The Annual Meeting.—Make this an event. A supper with bright speeches, the business meeting to follow; a brisk literary and musical entertainment; an introductory talk by some practical worker from abroad,—these are some of the ways of distinguishing the occasion.

Badges.—Any Sunday-school festival will be given eclat by the use of badges. The children will be proud to wear them, and will treasure them as souvenirs. They may be made almost without cost if you will use bright-colored cambric, and print upon them with a hand-stamp.

A Sunday-School Day.—If not once a year, at least once every few years, it is well worth while to make the Sunday-school the theme of all the exercises on the Lord's day,—both morning and evening services, and the Christian Endeavor meeting. The subject has so many practical aspects that much good will be done in addition to the quickening of the Sunday-school.

The Home Department.—Simply a promise to study the lesson at home for half an hour each week—that is the scheme of the home department. You may add visitors, records, reports, ad libitum, but the home department may be complete and satisfactory without these. The plan is so simple that any school can use it, and so fruitful of blessed results that no school dare neglect it. A thorough canvass for members of the home department seldom fails to bring new members into the main school at once, and as the home study arouses interest, new scholars are continually added from this source, besides the scores of aged and shut-ins whose lives are thus led into the green pastures of the Word.

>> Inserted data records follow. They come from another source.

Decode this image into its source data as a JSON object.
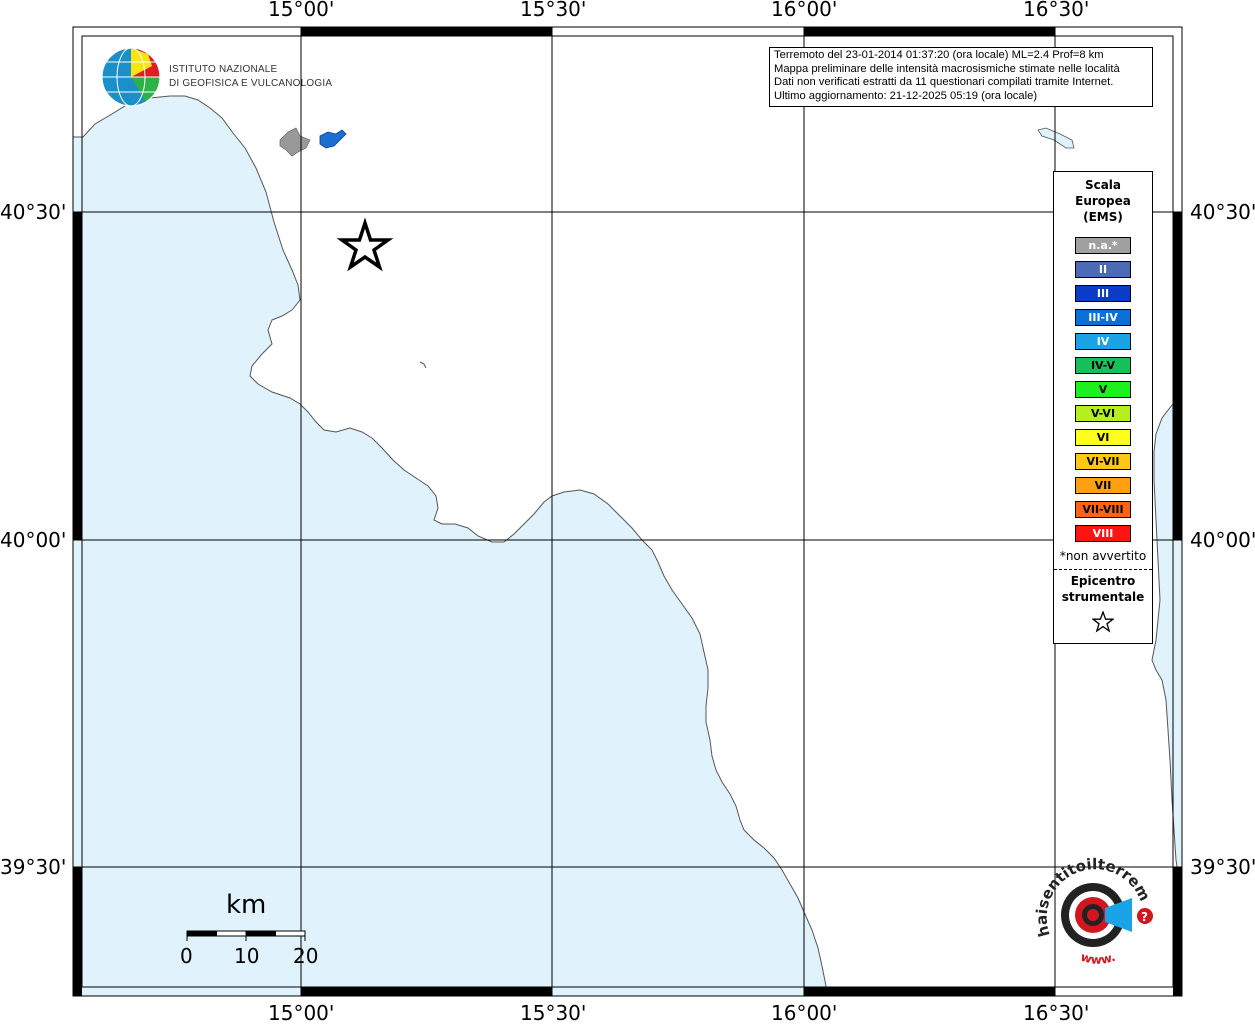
{
  "map": {
    "colors": {
      "sea": "#e0f2fc",
      "land": "#ffffff",
      "coast": "#555555",
      "grid": "#000000"
    },
    "lon_labels": [
      "15°00'",
      "15°30'",
      "16°00'",
      "16°30'"
    ],
    "lat_labels": [
      "40°30'",
      "40°00'",
      "39°30'"
    ],
    "epicenter_icon": "star-icon"
  },
  "info": {
    "line1": "Terremoto del 23-01-2014 01:37:20 (ora locale) ML=2.4 Prof=8 km",
    "line2": "Mappa preliminare delle intensità macrosismiche stimate nelle località",
    "line3": "Dati non verificati estratti da 11 questionari compilati tramite Internet.",
    "line4": "Ultimo aggiornamento: 21-12-2025 05:19 (ora locale)"
  },
  "logo_ingv": {
    "line1": "ISTITUTO NAZIONALE",
    "line2": "DI GEOFISICA E VULCANOLOGIA"
  },
  "legend": {
    "title1": "Scala",
    "title2": "Europea",
    "title3": "(EMS)",
    "items": [
      {
        "label": "n.a.*",
        "color": "#a0a0a0",
        "text": "#ffffff"
      },
      {
        "label": "II",
        "color": "#4b6bb5",
        "text": "#ffffff"
      },
      {
        "label": "III",
        "color": "#0a3cc8",
        "text": "#ffffff"
      },
      {
        "label": "III-IV",
        "color": "#0a6fd6",
        "text": "#ffffff"
      },
      {
        "label": "IV",
        "color": "#1aa3e6",
        "text": "#ffffff"
      },
      {
        "label": "IV-V",
        "color": "#16c05a",
        "text": "#000000"
      },
      {
        "label": "V",
        "color": "#1ef01e",
        "text": "#000000"
      },
      {
        "label": "V-VI",
        "color": "#b4f01e",
        "text": "#000000"
      },
      {
        "label": "VI",
        "color": "#ffff1e",
        "text": "#000000"
      },
      {
        "label": "VI-VII",
        "color": "#ffc814",
        "text": "#000000"
      },
      {
        "label": "VII",
        "color": "#ffa014",
        "text": "#000000"
      },
      {
        "label": "VII-VIII",
        "color": "#ff6414",
        "text": "#000000"
      },
      {
        "label": "VIII",
        "color": "#ff1414",
        "text": "#ffffff"
      }
    ],
    "note": "*non avvertito",
    "epi1": "Epicentro",
    "epi2": "strumentale"
  },
  "scalebar": {
    "unit": "km",
    "ticks": [
      "0",
      "10",
      "20"
    ]
  },
  "logo_hsit": {
    "top_text": "haisentitoilterremoto.it",
    "bottom_text": "www."
  }
}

Home Department Day.—On this occasion a special effort is made to bring to the Sunday-school the entire home department. They sit together, and special services are held in their honor and for their benefit.

Parents' Day.—Make a special effort once a year to bring out all the parents of the scholars. Issue special printed invitations. Have a printed programme. Let the exercises be the regular working of the school, with merely one short address to the parents in addition.